Dans chaque chapitre, l’auteur suggère également des recommandations, adressées tantôt aux lecteur·rice·s lambda, tantôt aux décideurs·ses politiques. Ainsi donne-t-il par exemple cinq conseils pour s’armer individuellement et collectivement contre les fausses informations de l’ère de post-vérité (p. 195-196), tels qu’assurer des budgets aux journaux et départements universitaires pratiquants la vérification des faits (fact-checking), renforcer la législation sur la responsabilité des entreprises technologiques, ou adopter une pratique d’Internet lente, fondée sur la réflexion plutôt que la consommation d’un flot d’informations. Il préconise aussi des réformes socio-économiques pour lutter contre le désespoir des individu·e·s les plus vulnérables, faisant notamment référence aux hommes faibles (p. 74). Cette dernière proposition pourrait faire débat et appelle à une meilleure analyse de cette communauté et de leurs revendications car, comme l’auteur l’explique lui-même, une partie de leur argumentation se base sur des contre-vérités.
Fujita dresse un constat inquiétant des effets conjoints de la reconfiguration du paysage médiatique par les réseaux sociaux, du contrecoup antiféministe et des discours de post-vérité qui l’accompagnent :
« Le déclin de la capacité de réflexion et de la logique va probablement se poursuivre. À cause d’Internet, les gens ne pourront plus lire de livres comme avant, et les jeux et les smartphones deviendront de plus en plus dominants en tant que médias grand public. » (p. 202)
À travers les liens qu’il tisse entre réalité et fiction, politique et ludique, mouvements sociaux et cultures numériques, Fujita offre des clés de réflexions originales pour penser notre époque. Il met en garde contre certaines dérives préoccupantes liées à l’évolution d’Internet et de ses subcultures, notamment la montée des violences physiques alimentées par des récits complotistes massivement diffusés en ligne, la structuration et mobilisation stratégique de groupes socio-économiquement marginalisés par des politiciens populistes à travers des discours de contre-vérité, l’instrumentalisation des affects dans le débat public, ainsi que la transformation du militantisme politique selon des logiques empruntées à l’univers du jeu. Selon l’auteur, nous ne sommes qu’à l’aube de telles dynamiques, ce qui explique son ton alarmant et ses préconisations continues pour renforcer la régulation et l’éducation aux médias et à l’information sur Internet.

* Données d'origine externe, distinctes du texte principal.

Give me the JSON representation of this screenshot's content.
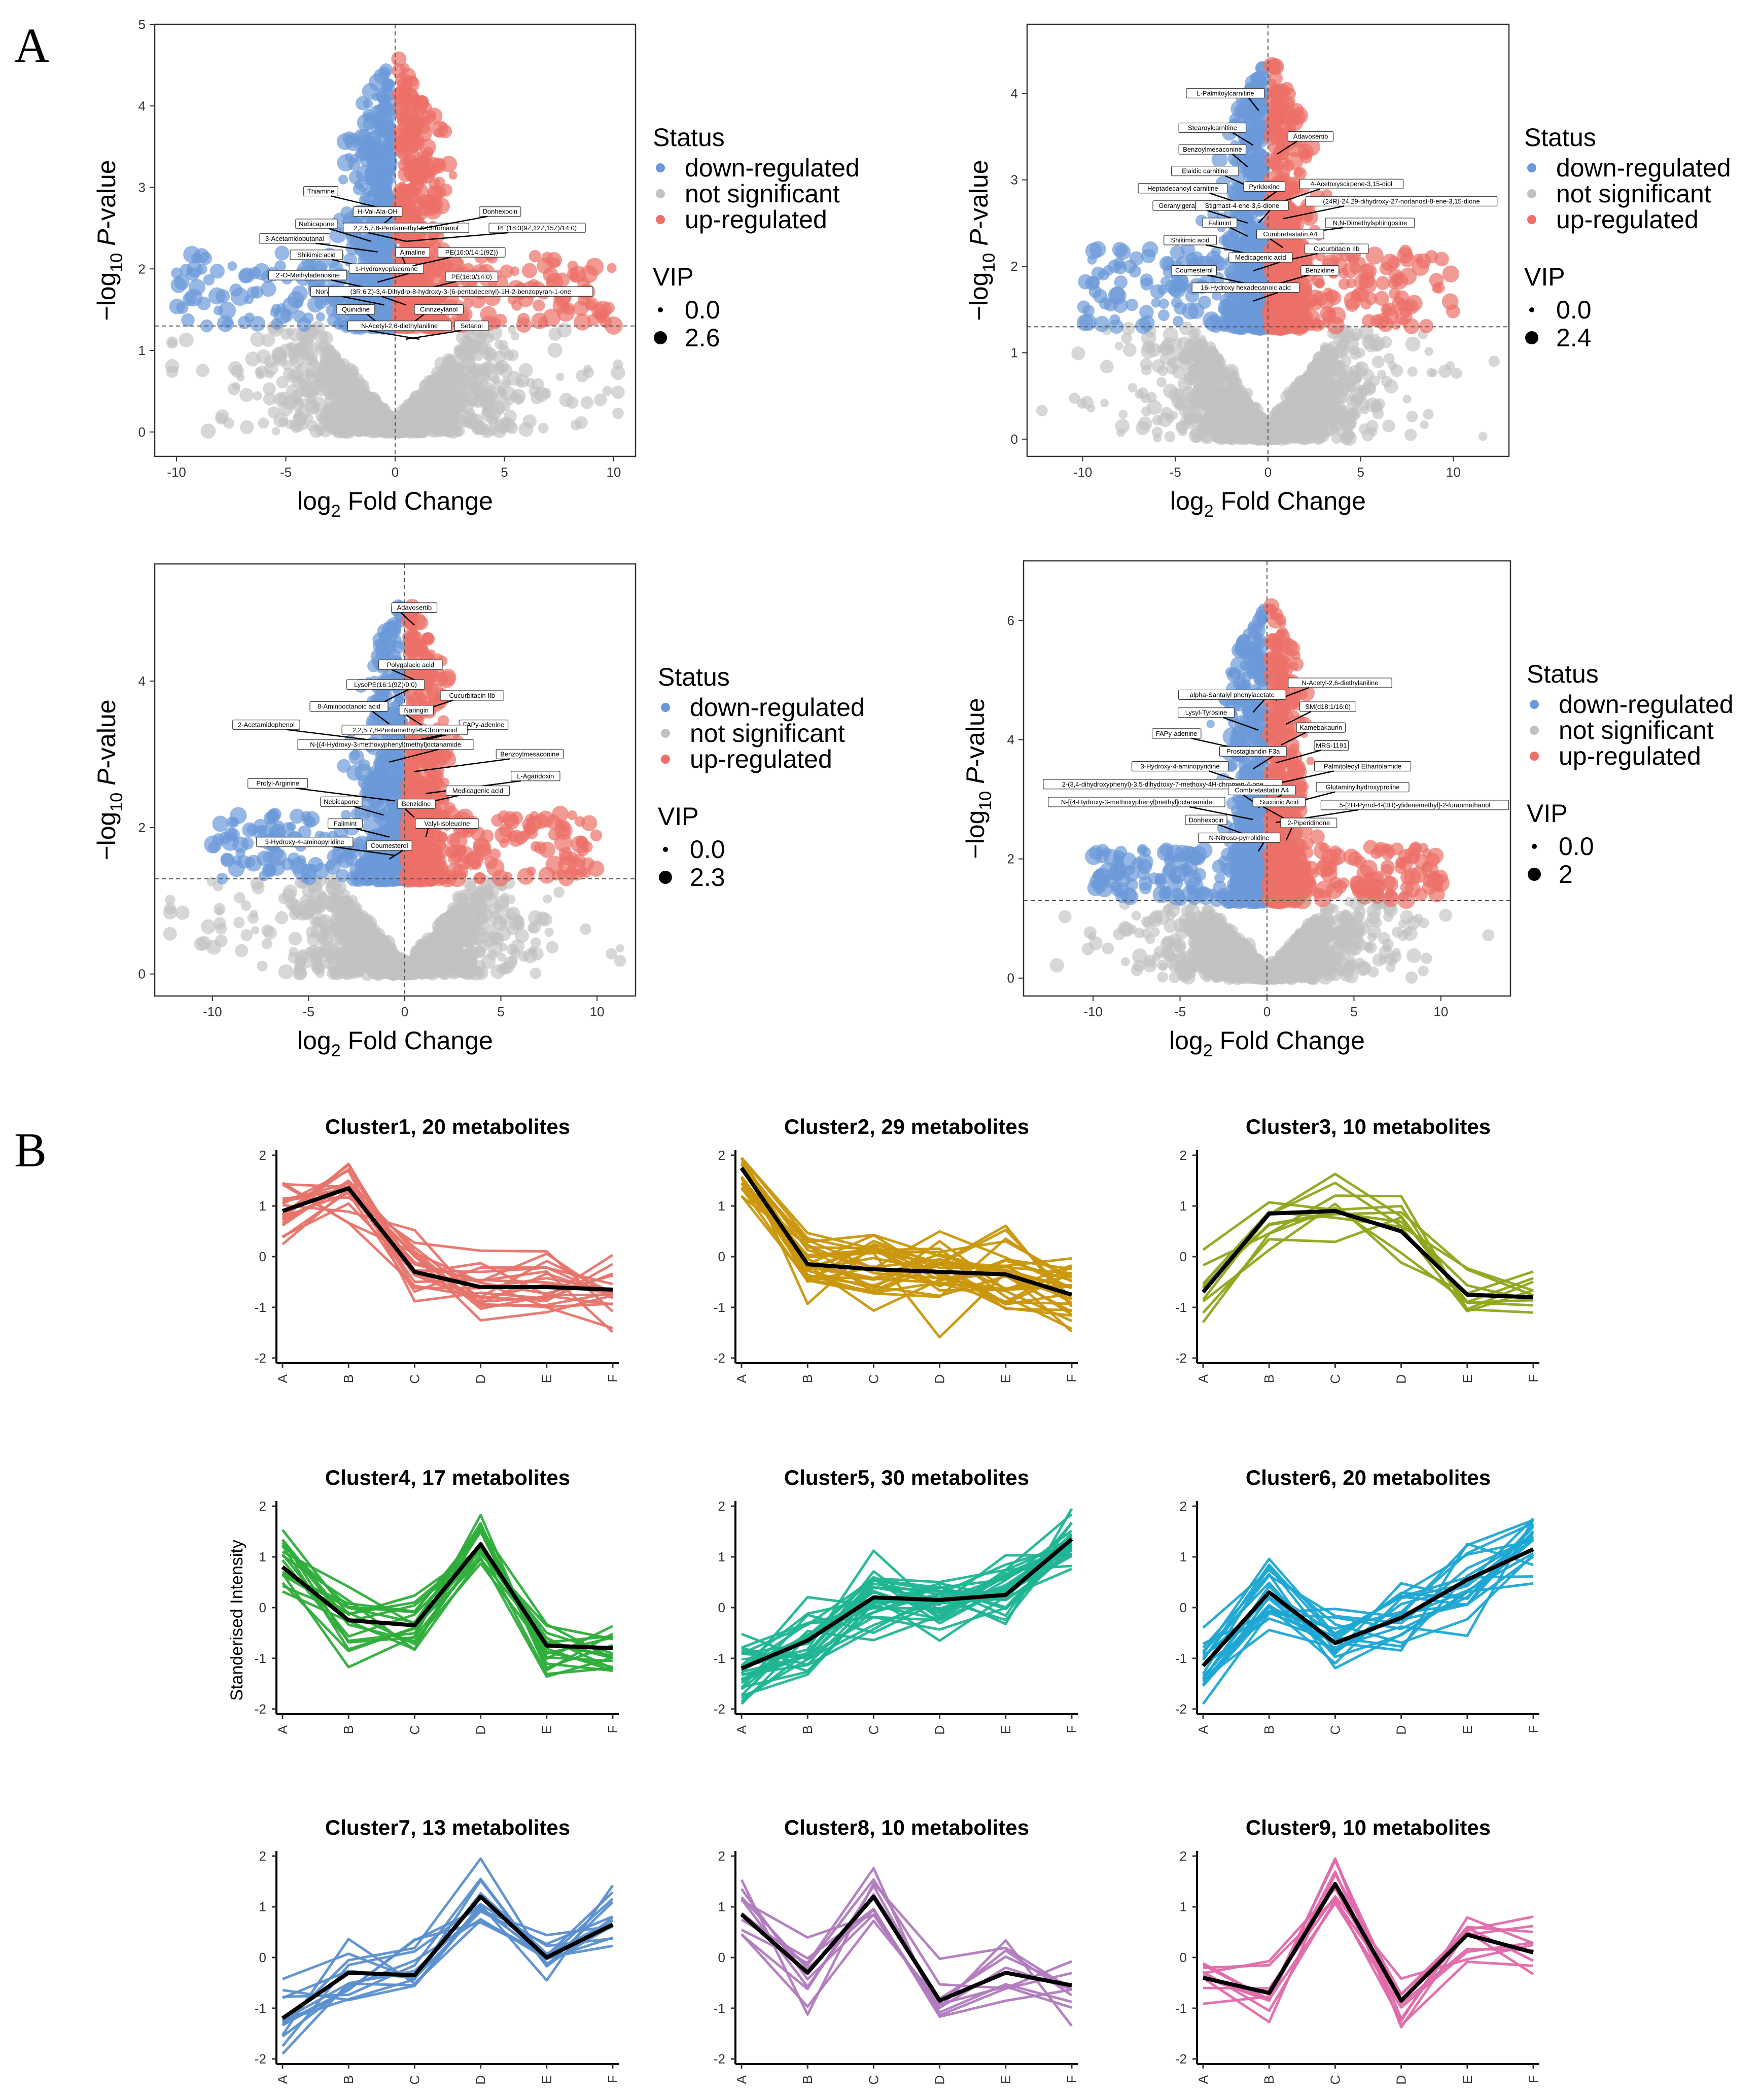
{
  "panel_a_label": "A",
  "panel_b_label": "B",
  "legend": {
    "status_title": "Status",
    "status_items": [
      "down-regulated",
      "not significant",
      "up-regulated"
    ],
    "vip_title": "VIP"
  },
  "colors": {
    "down": "#6b98d9",
    "ns": "#c2c2c2",
    "up": "#ec7068"
  },
  "axis_labels": {
    "x_main": "log",
    "x_sub": "2",
    "x_rest": " Fold Change",
    "y_prefix": "−log",
    "y_sub": "10",
    "y_p": "P",
    "y_rest": "-value"
  },
  "chart_data": [
    {
      "type": "scatter",
      "name": "volcano-1",
      "xlim": [
        -11,
        11
      ],
      "ylim": [
        -0.3,
        5
      ],
      "xticks": [
        -10,
        -5,
        0,
        5,
        10
      ],
      "yticks": [
        0,
        1,
        2,
        3,
        4,
        5
      ],
      "threshold_y": 1.3,
      "vip_legend": [
        "0.0",
        "2.6"
      ],
      "seed": 11,
      "annotations": [
        {
          "text": "Thiamine",
          "x": -3.4,
          "y": 2.95
        },
        {
          "text": "H-Val-Ala-OH",
          "x": -0.8,
          "y": 2.7
        },
        {
          "text": "Nebicapone",
          "x": -3.6,
          "y": 2.55
        },
        {
          "text": "2,2,5,7,8-Pentamethyl-6-Chromanol",
          "x": 0.5,
          "y": 2.5
        },
        {
          "text": "3-Acetamidobutanal",
          "x": -4.6,
          "y": 2.37
        },
        {
          "text": "Shikimic acid",
          "x": -3.6,
          "y": 2.17
        },
        {
          "text": "Ajmaline",
          "x": 0.8,
          "y": 2.2
        },
        {
          "text": "1-Hydroxyeplacorone",
          "x": -0.4,
          "y": 2.0
        },
        {
          "text": "2'-O-Methyladenosine",
          "x": -4.0,
          "y": 1.92
        },
        {
          "text": "Norvaline",
          "x": -3.0,
          "y": 1.72
        },
        {
          "text": "Quinidine",
          "x": -1.8,
          "y": 1.5
        },
        {
          "text": "Donhexocin",
          "x": 4.8,
          "y": 2.7
        },
        {
          "text": "PE(18:3(9Z,12Z,15Z)/14:0)",
          "x": 6.5,
          "y": 2.5
        },
        {
          "text": "PE(16:0/14:1(9Z))",
          "x": 3.5,
          "y": 2.2
        },
        {
          "text": "PE(16:0/14:0)",
          "x": 3.5,
          "y": 1.9
        },
        {
          "text": "(3R,6'Z)-3,4-Dihydro-8-hydroxy-3-(6-pentadecenyl)-1H-2-benzopyran-1-one",
          "x": 3.0,
          "y": 1.72
        },
        {
          "text": "Cinnzeylanol",
          "x": 2.0,
          "y": 1.5
        },
        {
          "text": "N-Acetyl-2,6-diethylaniline",
          "x": 0.2,
          "y": 1.3
        },
        {
          "text": "Setariol",
          "x": 3.5,
          "y": 1.3
        }
      ]
    },
    {
      "type": "scatter",
      "name": "volcano-2",
      "xlim": [
        -13,
        13
      ],
      "ylim": [
        -0.2,
        4.8
      ],
      "xticks": [
        -10,
        -5,
        0,
        5,
        10
      ],
      "yticks": [
        0,
        1,
        2,
        3,
        4
      ],
      "threshold_y": 1.3,
      "vip_legend": [
        "0.0",
        "2.4"
      ],
      "seed": 22,
      "annotations": [
        {
          "text": "L-Palmitoylcarnitine",
          "x": -2.3,
          "y": 4.0
        },
        {
          "text": "Stearoylcarnitine",
          "x": -3.0,
          "y": 3.6
        },
        {
          "text": "Benzoylmesaconine",
          "x": -3.0,
          "y": 3.35
        },
        {
          "text": "Adavosertib",
          "x": 2.3,
          "y": 3.5
        },
        {
          "text": "Elaidic carnitine",
          "x": -3.4,
          "y": 3.1
        },
        {
          "text": "Heptadecanoyl carnitine",
          "x": -4.6,
          "y": 2.9
        },
        {
          "text": "Pyridoxine",
          "x": -0.2,
          "y": 2.92
        },
        {
          "text": "4-Acetoxyscirpene-3,15-diol",
          "x": 4.5,
          "y": 2.95
        },
        {
          "text": "Geranylgeranyl-PP",
          "x": -4.4,
          "y": 2.7
        },
        {
          "text": "Stigmast-4-ene-3,6-dione",
          "x": -1.4,
          "y": 2.7
        },
        {
          "text": "(24R)-24,29-dihydroxy-27-norlanost-8-ene-3,15-dione",
          "x": 7.2,
          "y": 2.75
        },
        {
          "text": "Falimint",
          "x": -2.6,
          "y": 2.5
        },
        {
          "text": "N,N-Dimethylsphingosine",
          "x": 5.5,
          "y": 2.5
        },
        {
          "text": "Combretastatin A4",
          "x": 1.2,
          "y": 2.37
        },
        {
          "text": "Shikimic acid",
          "x": -4.2,
          "y": 2.3
        },
        {
          "text": "Cucurbitacin IIb",
          "x": 3.7,
          "y": 2.2
        },
        {
          "text": "Medicagenic acid",
          "x": -0.4,
          "y": 2.1
        },
        {
          "text": "Coumesterol",
          "x": -4.0,
          "y": 1.95
        },
        {
          "text": "Benzidine",
          "x": 2.8,
          "y": 1.95
        },
        {
          "text": "16-Hydroxy hexadecanoic acid",
          "x": -1.2,
          "y": 1.75
        }
      ]
    },
    {
      "type": "scatter",
      "name": "volcano-3",
      "xlim": [
        -13,
        12
      ],
      "ylim": [
        -0.3,
        5.6
      ],
      "xticks": [
        -10,
        -5,
        0,
        5,
        10
      ],
      "yticks": [
        0,
        2,
        4
      ],
      "threshold_y": 1.3,
      "vip_legend": [
        "0.0",
        "2.3"
      ],
      "seed": 33,
      "annotations": [
        {
          "text": "Adavosertib",
          "x": 0.5,
          "y": 5.0
        },
        {
          "text": "Polygalacic acid",
          "x": 0.3,
          "y": 4.22
        },
        {
          "text": "LysoPE(16:1(9Z)/0:0)",
          "x": -1.0,
          "y": 3.95
        },
        {
          "text": "Cucurbitacin IIb",
          "x": 3.5,
          "y": 3.8
        },
        {
          "text": "8-Aminooctanoic acid",
          "x": -2.9,
          "y": 3.65
        },
        {
          "text": "Naringin",
          "x": 0.6,
          "y": 3.6
        },
        {
          "text": "FAPy-adenine",
          "x": 4.1,
          "y": 3.4
        },
        {
          "text": "2-Acetamidophenol",
          "x": -7.2,
          "y": 3.4
        },
        {
          "text": "2,2,5,7,8-Pentamethyl-6-Chromanol",
          "x": 0.0,
          "y": 3.33
        },
        {
          "text": "Benzoylmesaconine",
          "x": 6.5,
          "y": 3.0
        },
        {
          "text": "N-[(4-Hydroxy-3-methoxyphenyl)methyl]octanamide",
          "x": -1.0,
          "y": 3.13
        },
        {
          "text": "L-Agaridoxin",
          "x": 6.8,
          "y": 2.7
        },
        {
          "text": "Prolyl-Arginine",
          "x": -6.6,
          "y": 2.6
        },
        {
          "text": "Medicagenic acid",
          "x": 3.8,
          "y": 2.5
        },
        {
          "text": "Nebicapone",
          "x": -3.3,
          "y": 2.35
        },
        {
          "text": "Benzidine",
          "x": 0.6,
          "y": 2.32
        },
        {
          "text": "Falimint",
          "x": -3.1,
          "y": 2.05
        },
        {
          "text": "Valyl-Isoleucine",
          "x": 2.2,
          "y": 2.05
        },
        {
          "text": "3-Hydroxy-4-aminopyridine",
          "x": -5.2,
          "y": 1.8
        },
        {
          "text": "Coumesterol",
          "x": -0.8,
          "y": 1.75
        }
      ]
    },
    {
      "type": "scatter",
      "name": "volcano-4",
      "xlim": [
        -14,
        14
      ],
      "ylim": [
        -0.3,
        7.0
      ],
      "xticks": [
        -10,
        -5,
        0,
        5,
        10
      ],
      "yticks": [
        0,
        2,
        4,
        6
      ],
      "threshold_y": 1.3,
      "vip_legend": [
        "0.0",
        "2"
      ],
      "seed": 44,
      "annotations": [
        {
          "text": "N-Acetyl-2,6-diethylaniline",
          "x": 4.2,
          "y": 4.95
        },
        {
          "text": "alpha-Santalyl phenylacetate",
          "x": -2.0,
          "y": 4.75
        },
        {
          "text": "SM(d18:1/16:0)",
          "x": 3.5,
          "y": 4.55
        },
        {
          "text": "Lysyl-Tyrosine",
          "x": -3.5,
          "y": 4.45
        },
        {
          "text": "Kamebakaurin",
          "x": 3.1,
          "y": 4.2
        },
        {
          "text": "FAPy-adenine",
          "x": -5.2,
          "y": 4.1
        },
        {
          "text": "MRS-1191",
          "x": 3.7,
          "y": 3.9
        },
        {
          "text": "Prostaglandin F3a",
          "x": -0.8,
          "y": 3.8
        },
        {
          "text": "3-Hydroxy-4-aminopyridine",
          "x": -5.0,
          "y": 3.55
        },
        {
          "text": "Palmitoleoyl Ethanolamide",
          "x": 5.5,
          "y": 3.55
        },
        {
          "text": "2-(3,4-dihydroxyphenyl)-3,5-dihydroxy-7-methoxy-4H-chromen-4-one",
          "x": -6.0,
          "y": 3.25
        },
        {
          "text": "Glutaminylhydroxyproline",
          "x": 5.5,
          "y": 3.2
        },
        {
          "text": "Combretastatin A4",
          "x": -0.3,
          "y": 3.15
        },
        {
          "text": "N-[(4-Hydroxy-3-methoxyphenyl)methyl]octanamide",
          "x": -7.5,
          "y": 2.95
        },
        {
          "text": "Succinic Acid",
          "x": 0.7,
          "y": 2.95
        },
        {
          "text": "5-[2H-Pyrrol-4-(3H)-ylidenemethyl]-2-furanmethanol",
          "x": 8.5,
          "y": 2.9
        },
        {
          "text": "Donhexocin",
          "x": -3.5,
          "y": 2.65
        },
        {
          "text": "2-Piperidinone",
          "x": 2.4,
          "y": 2.6
        },
        {
          "text": "N-Nitroso-pyrrolidine",
          "x": -1.6,
          "y": 2.35
        }
      ]
    },
    {
      "type": "line",
      "name": "Cluster1",
      "title": "Cluster1, 20 metabolites",
      "color": "#e7746c",
      "n": 20,
      "categories": [
        "A",
        "B",
        "C",
        "D",
        "E",
        "F"
      ],
      "center": [
        0.9,
        1.35,
        -0.3,
        -0.6,
        -0.6,
        -0.65
      ],
      "ylim": [
        -2.1,
        2.1
      ],
      "yticks": [
        -2,
        -1,
        0,
        1,
        2
      ],
      "seed": 101
    },
    {
      "type": "line",
      "name": "Cluster2",
      "title": "Cluster2, 29 metabolites",
      "color": "#c9960c",
      "n": 29,
      "categories": [
        "A",
        "B",
        "C",
        "D",
        "E",
        "F"
      ],
      "center": [
        1.75,
        -0.15,
        -0.25,
        -0.3,
        -0.35,
        -0.75
      ],
      "ylim": [
        -2.1,
        2.1
      ],
      "yticks": [
        -2,
        -1,
        0,
        1,
        2
      ],
      "seed": 102
    },
    {
      "type": "line",
      "name": "Cluster3",
      "title": "Cluster3, 10 metabolites",
      "color": "#8fa61c",
      "n": 10,
      "categories": [
        "A",
        "B",
        "C",
        "D",
        "E",
        "F"
      ],
      "center": [
        -0.7,
        0.85,
        0.9,
        0.5,
        -0.75,
        -0.8
      ],
      "ylim": [
        -2.1,
        2.1
      ],
      "yticks": [
        -2,
        -1,
        0,
        1,
        2
      ],
      "seed": 103
    },
    {
      "type": "line",
      "name": "Cluster4",
      "title": "Cluster4, 17 metabolites",
      "color": "#2ead3a",
      "n": 17,
      "categories": [
        "A",
        "B",
        "C",
        "D",
        "E",
        "F"
      ],
      "center": [
        0.8,
        -0.25,
        -0.35,
        1.25,
        -0.75,
        -0.8
      ],
      "ylim": [
        -2.1,
        2.1
      ],
      "yticks": [
        -2,
        -1,
        0,
        1,
        2
      ],
      "seed": 104
    },
    {
      "type": "line",
      "name": "Cluster5",
      "title": "Cluster5, 30 metabolites",
      "color": "#1fb594",
      "n": 30,
      "categories": [
        "A",
        "B",
        "C",
        "D",
        "E",
        "F"
      ],
      "center": [
        -1.2,
        -0.65,
        0.2,
        0.15,
        0.25,
        1.35
      ],
      "ylim": [
        -2.1,
        2.1
      ],
      "yticks": [
        -2,
        -1,
        0,
        1,
        2
      ],
      "seed": 105
    },
    {
      "type": "line",
      "name": "Cluster6",
      "title": "Cluster6, 20 metabolites",
      "color": "#1ea7d3",
      "n": 20,
      "categories": [
        "A",
        "B",
        "C",
        "D",
        "E",
        "F"
      ],
      "center": [
        -1.15,
        0.3,
        -0.7,
        -0.2,
        0.55,
        1.15
      ],
      "ylim": [
        -2.1,
        2.1
      ],
      "yticks": [
        -2,
        -1,
        0,
        1,
        2
      ],
      "seed": 106
    },
    {
      "type": "line",
      "name": "Cluster7",
      "title": "Cluster7, 13 metabolites",
      "color": "#5b8fcf",
      "n": 13,
      "categories": [
        "A",
        "B",
        "C",
        "D",
        "E",
        "F"
      ],
      "center": [
        -1.2,
        -0.3,
        -0.35,
        1.2,
        0.0,
        0.65
      ],
      "ylim": [
        -2.1,
        2.1
      ],
      "yticks": [
        -2,
        -1,
        0,
        1,
        2
      ],
      "seed": 107
    },
    {
      "type": "line",
      "name": "Cluster8",
      "title": "Cluster8, 10 metabolites",
      "color": "#b07bbd",
      "n": 10,
      "categories": [
        "A",
        "B",
        "C",
        "D",
        "E",
        "F"
      ],
      "center": [
        0.85,
        -0.3,
        1.2,
        -0.85,
        -0.3,
        -0.55
      ],
      "ylim": [
        -2.1,
        2.1
      ],
      "yticks": [
        -2,
        -1,
        0,
        1,
        2
      ],
      "seed": 108
    },
    {
      "type": "line",
      "name": "Cluster9",
      "title": "Cluster9, 10 metabolites",
      "color": "#df6aaa",
      "n": 10,
      "categories": [
        "A",
        "B",
        "C",
        "D",
        "E",
        "F"
      ],
      "center": [
        -0.4,
        -0.7,
        1.45,
        -0.85,
        0.45,
        0.1
      ],
      "ylim": [
        -2.1,
        2.1
      ],
      "yticks": [
        -2,
        -1,
        0,
        1,
        2
      ],
      "seed": 109
    }
  ],
  "b_ylabel": "Standerised Intensity"
}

Tel un kaléidoscope, cet ouvrage ouvre une multitude de fenêtres sur le Japon contemporain et à venir, et plus largement sur le monde. On s’imprègne de cet ouvrage qui semble tant adressé au secteur académique qu’au grand public. On aurait pu s’attendre à davantage d’analyses sur l’intelligence artificielle, mentionnée en sous-titre, notamment sur son rôle présent et à venir dans la production et la dissémination de théories du complot. Cela n’enlève toutefois rien à la richesse de l’ouvrage de Fujita, qui éveille la curiosité et permet d’établir des ponts entre les sciences humaines, sociales et politiques sur le Japon.